We don’t consider this to be enough — this simply states who is eligible and not what is our commitment, in terms of ensuring that the key skills inferred by a resume are in fact demonstrated/supported into the role. This is common in clinical practice, where yearly appraisals review the role of a clinician against their key skills framework — to promote CPD if needed, supervision or agreed actions to get back on track. To this end, Project5 is developing a key skills framework via it’s Clinical Governance Committee. This will inform a CPD model, which we will translate into engaging and interactive CPD to train our coaches towards these key skills. Many will already feel native to the work, whilst others may feel new (suicide risk responding, supporting diversity in a workforce, identifying and referring mental health issues away etc…). This same training will underpin the supervision model we provide, ensuring that the key skills are seen as a focus for effective working and personal development.

This is where we move from a ‘coach’ to a specific coaching role, with clear skills as a target.

Mass scale accreditation & training

We’ve arrived at a place where the challenge we have set ourselves is monumental. Essentially credentialling and supporting coaches to an equitable standard and underpinning skills development to a practice standard. This feels like acting as a part quasi-coaching body, absorbed into a wellbeing service. However, we cannot see any way to deliver a high quality and valid service without this approach.

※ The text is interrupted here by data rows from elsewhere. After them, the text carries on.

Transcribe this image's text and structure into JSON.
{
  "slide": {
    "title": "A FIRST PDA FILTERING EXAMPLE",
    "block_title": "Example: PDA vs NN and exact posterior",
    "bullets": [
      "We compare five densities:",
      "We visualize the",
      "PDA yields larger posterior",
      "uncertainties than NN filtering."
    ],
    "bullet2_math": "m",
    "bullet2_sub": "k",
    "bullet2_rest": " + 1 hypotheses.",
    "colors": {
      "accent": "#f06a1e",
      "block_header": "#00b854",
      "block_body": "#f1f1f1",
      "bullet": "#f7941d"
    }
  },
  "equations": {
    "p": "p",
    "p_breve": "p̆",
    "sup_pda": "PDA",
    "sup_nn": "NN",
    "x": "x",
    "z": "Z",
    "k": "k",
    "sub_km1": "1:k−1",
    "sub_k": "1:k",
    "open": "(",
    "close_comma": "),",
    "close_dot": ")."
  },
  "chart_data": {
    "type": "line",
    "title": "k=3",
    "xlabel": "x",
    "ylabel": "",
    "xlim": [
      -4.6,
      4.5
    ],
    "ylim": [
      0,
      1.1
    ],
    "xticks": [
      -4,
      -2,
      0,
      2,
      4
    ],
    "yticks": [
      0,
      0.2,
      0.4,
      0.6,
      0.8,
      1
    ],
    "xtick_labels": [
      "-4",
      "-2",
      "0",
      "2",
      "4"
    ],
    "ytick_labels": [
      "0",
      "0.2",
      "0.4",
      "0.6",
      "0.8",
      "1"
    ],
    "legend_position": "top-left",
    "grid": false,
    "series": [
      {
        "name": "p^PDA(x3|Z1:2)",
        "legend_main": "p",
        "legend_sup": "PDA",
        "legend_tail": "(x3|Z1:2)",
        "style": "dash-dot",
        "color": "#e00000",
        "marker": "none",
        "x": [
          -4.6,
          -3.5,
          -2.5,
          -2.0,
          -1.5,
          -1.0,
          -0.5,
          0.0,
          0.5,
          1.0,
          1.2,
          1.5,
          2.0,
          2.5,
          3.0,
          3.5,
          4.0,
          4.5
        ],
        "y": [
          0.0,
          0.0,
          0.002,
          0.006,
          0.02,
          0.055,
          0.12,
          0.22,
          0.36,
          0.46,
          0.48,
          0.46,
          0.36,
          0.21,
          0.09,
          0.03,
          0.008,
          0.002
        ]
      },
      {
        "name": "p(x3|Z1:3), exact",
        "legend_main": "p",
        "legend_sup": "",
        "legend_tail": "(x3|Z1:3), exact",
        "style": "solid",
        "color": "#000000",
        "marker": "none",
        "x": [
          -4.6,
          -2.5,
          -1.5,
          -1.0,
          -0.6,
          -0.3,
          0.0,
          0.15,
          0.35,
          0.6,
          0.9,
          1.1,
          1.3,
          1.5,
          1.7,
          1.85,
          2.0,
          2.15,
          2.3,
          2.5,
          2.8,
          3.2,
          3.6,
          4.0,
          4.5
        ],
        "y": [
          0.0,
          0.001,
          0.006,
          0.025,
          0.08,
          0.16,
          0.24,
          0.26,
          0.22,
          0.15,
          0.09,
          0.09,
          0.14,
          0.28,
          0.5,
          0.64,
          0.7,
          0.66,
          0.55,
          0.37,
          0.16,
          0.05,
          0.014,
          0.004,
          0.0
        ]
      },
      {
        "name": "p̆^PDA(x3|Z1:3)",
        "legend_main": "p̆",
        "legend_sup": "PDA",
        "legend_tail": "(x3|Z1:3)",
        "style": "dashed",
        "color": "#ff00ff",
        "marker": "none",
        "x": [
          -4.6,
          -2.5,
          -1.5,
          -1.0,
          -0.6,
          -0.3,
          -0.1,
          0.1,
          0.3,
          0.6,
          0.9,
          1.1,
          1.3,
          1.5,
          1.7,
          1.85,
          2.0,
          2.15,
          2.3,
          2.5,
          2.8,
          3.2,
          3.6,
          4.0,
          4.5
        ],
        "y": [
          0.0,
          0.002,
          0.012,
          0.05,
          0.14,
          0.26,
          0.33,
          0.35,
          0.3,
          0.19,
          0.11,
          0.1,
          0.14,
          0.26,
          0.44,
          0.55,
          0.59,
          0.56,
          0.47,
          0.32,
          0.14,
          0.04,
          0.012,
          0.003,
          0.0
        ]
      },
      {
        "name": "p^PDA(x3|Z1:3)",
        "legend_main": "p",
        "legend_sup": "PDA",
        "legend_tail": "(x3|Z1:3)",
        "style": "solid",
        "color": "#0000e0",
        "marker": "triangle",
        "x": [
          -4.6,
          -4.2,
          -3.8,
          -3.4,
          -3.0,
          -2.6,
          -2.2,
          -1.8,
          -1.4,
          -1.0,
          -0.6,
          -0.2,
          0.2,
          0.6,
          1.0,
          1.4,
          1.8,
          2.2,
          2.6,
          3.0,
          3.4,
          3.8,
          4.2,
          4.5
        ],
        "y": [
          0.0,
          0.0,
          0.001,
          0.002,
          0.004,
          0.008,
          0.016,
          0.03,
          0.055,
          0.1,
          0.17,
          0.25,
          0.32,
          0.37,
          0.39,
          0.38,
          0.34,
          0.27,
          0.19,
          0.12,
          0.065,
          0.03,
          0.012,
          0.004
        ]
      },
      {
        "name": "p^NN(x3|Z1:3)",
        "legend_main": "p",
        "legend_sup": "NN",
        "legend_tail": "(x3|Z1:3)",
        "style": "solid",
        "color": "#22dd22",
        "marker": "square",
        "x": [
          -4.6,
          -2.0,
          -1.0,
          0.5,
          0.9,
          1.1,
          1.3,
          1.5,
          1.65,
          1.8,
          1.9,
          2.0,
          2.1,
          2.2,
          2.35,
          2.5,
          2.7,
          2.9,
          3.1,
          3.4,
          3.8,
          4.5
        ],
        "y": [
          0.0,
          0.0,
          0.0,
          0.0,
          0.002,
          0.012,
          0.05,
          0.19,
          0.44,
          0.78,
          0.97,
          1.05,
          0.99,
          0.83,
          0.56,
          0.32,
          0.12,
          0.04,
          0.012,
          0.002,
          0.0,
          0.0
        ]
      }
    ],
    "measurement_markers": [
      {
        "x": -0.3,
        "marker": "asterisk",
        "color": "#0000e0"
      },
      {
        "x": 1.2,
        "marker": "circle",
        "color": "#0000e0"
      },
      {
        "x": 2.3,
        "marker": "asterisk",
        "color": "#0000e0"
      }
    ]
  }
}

Some of our coaches have waited for onboarding, alongside this process, perceiving us as slow — we hear regularly. But, the pace of progress and the very fact that we have already onboarded hundreds of coaches into this model — is a huge success.

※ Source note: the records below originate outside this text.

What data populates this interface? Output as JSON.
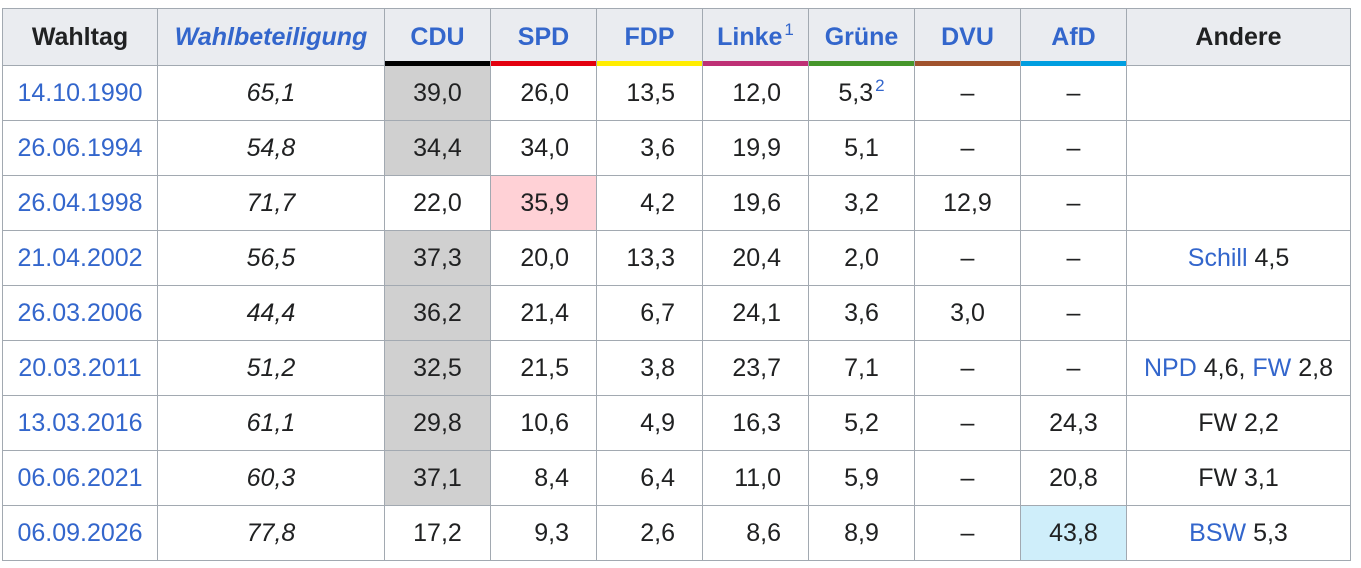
{
  "headers": {
    "date": "Wahltag",
    "turnout": "Wahlbeteiligung",
    "parties": [
      "CDU",
      "SPD",
      "FDP",
      "Linke",
      "Grüne",
      "DVU",
      "AfD"
    ],
    "linke_footnote": "1",
    "others": "Andere"
  },
  "party_colors": {
    "CDU": "#000000",
    "SPD": "#e3000f",
    "FDP": "#ffed00",
    "Linke": "#be3075",
    "Grüne": "#46962b",
    "DVU": "#a0522d",
    "AfD": "#009ee0"
  },
  "highlight_colors": {
    "grey": "#d0d0d0",
    "red": "#ffd1d6",
    "blue": "#cfeefa"
  },
  "rows": [
    {
      "date": "14.10.1990",
      "turnout": "65,1",
      "CDU": "39,0",
      "SPD": "26,0",
      "FDP": "13,5",
      "Linke": "12,0",
      "Grüne": "5,3",
      "Grüne_footnote": "2",
      "DVU": "–",
      "AfD": "–",
      "others": [],
      "highlight": {
        "party": "CDU",
        "color": "grey"
      }
    },
    {
      "date": "26.06.1994",
      "turnout": "54,8",
      "CDU": "34,4",
      "SPD": "34,0",
      "FDP": "3,6",
      "Linke": "19,9",
      "Grüne": "5,1",
      "DVU": "–",
      "AfD": "–",
      "others": [],
      "highlight": {
        "party": "CDU",
        "color": "grey"
      }
    },
    {
      "date": "26.04.1998",
      "turnout": "71,7",
      "CDU": "22,0",
      "SPD": "35,9",
      "FDP": "4,2",
      "Linke": "19,6",
      "Grüne": "3,2",
      "DVU": "12,9",
      "AfD": "–",
      "others": [],
      "highlight": {
        "party": "SPD",
        "color": "red"
      }
    },
    {
      "date": "21.04.2002",
      "turnout": "56,5",
      "CDU": "37,3",
      "SPD": "20,0",
      "FDP": "13,3",
      "Linke": "20,4",
      "Grüne": "2,0",
      "DVU": "–",
      "AfD": "–",
      "others": [
        {
          "name": "Schill",
          "value": "4,5",
          "link": true
        }
      ],
      "highlight": {
        "party": "CDU",
        "color": "grey"
      }
    },
    {
      "date": "26.03.2006",
      "turnout": "44,4",
      "CDU": "36,2",
      "SPD": "21,4",
      "FDP": "6,7",
      "Linke": "24,1",
      "Grüne": "3,6",
      "DVU": "3,0",
      "AfD": "–",
      "others": [],
      "highlight": {
        "party": "CDU",
        "color": "grey"
      }
    },
    {
      "date": "20.03.2011",
      "turnout": "51,2",
      "CDU": "32,5",
      "SPD": "21,5",
      "FDP": "3,8",
      "Linke": "23,7",
      "Grüne": "7,1",
      "DVU": "–",
      "AfD": "–",
      "others": [
        {
          "name": "NPD",
          "value": "4,6",
          "link": true
        },
        {
          "name": "FW",
          "value": "2,8",
          "link": true
        }
      ],
      "highlight": {
        "party": "CDU",
        "color": "grey"
      }
    },
    {
      "date": "13.03.2016",
      "turnout": "61,1",
      "CDU": "29,8",
      "SPD": "10,6",
      "FDP": "4,9",
      "Linke": "16,3",
      "Grüne": "5,2",
      "DVU": "–",
      "AfD": "24,3",
      "others": [
        {
          "name": "FW",
          "value": "2,2",
          "link": false
        }
      ],
      "highlight": {
        "party": "CDU",
        "color": "grey"
      }
    },
    {
      "date": "06.06.2021",
      "turnout": "60,3",
      "CDU": "37,1",
      "SPD": "8,4",
      "FDP": "6,4",
      "Linke": "11,0",
      "Grüne": "5,9",
      "DVU": "–",
      "AfD": "20,8",
      "others": [
        {
          "name": "FW",
          "value": "3,1",
          "link": false
        }
      ],
      "highlight": {
        "party": "CDU",
        "color": "grey"
      }
    },
    {
      "date": "06.09.2026",
      "turnout": "77,8",
      "CDU": "17,2",
      "SPD": "9,3",
      "FDP": "2,6",
      "Linke": "8,6",
      "Grüne": "8,9",
      "DVU": "–",
      "AfD": "43,8",
      "others": [
        {
          "name": "BSW",
          "value": "5,3",
          "link": true
        }
      ],
      "highlight": {
        "party": "AfD",
        "color": "blue"
      }
    }
  ]
}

Especially, as in the 10 weeks since our inception, it took us 6 weeks to research and then build this model. We now face the added task of managing coaches who feel that diverse experience or skills outside of this, make them eligible but who are rejected.

This may be a task we can face, once we complete this project with those who fit the criteria. But, until then, we hope that the sector realises that we have created something quite fantastic to handle an area where the norm is vast diversity supported by none-equitable membership approaches.

We aim to onboard 1,500+ coaches over the next few months, building technology to support this. To put that in context, almost all of the UK coaching bodies have fewer than 1,000 coaches accredited.

The End Result

We will have selected coaches at the standard we feel is needed to deliver on our practice approach, which itself is extensively evidence-based.

We will train our coaches.

We will continue to develop our approach and their role, alongside evidence as we progress.

From this, we hope to badge them (the details of which we are still working out). We will let them use this badge elsewhere so that we have provided some clarity for other organisations that need the same skills in similar situations.

This is FREE for our coaches and its value is immeasurable, not because we couldn’t cost it, but because it is game-changing and takes our coaches from a ‘coach persona’ to a validated Project5 coach — capable of supporting Healthcare staff, during times of crisis. This is surely a portable asset.


We will then need a coffee and a biscuit, as this task is beyond any sensible aspiration — and yet, we have chosen to hold onto it. So, for any coach wanting to join us.

Welcome. You can be sure that your application will be taken very ‘seriously’.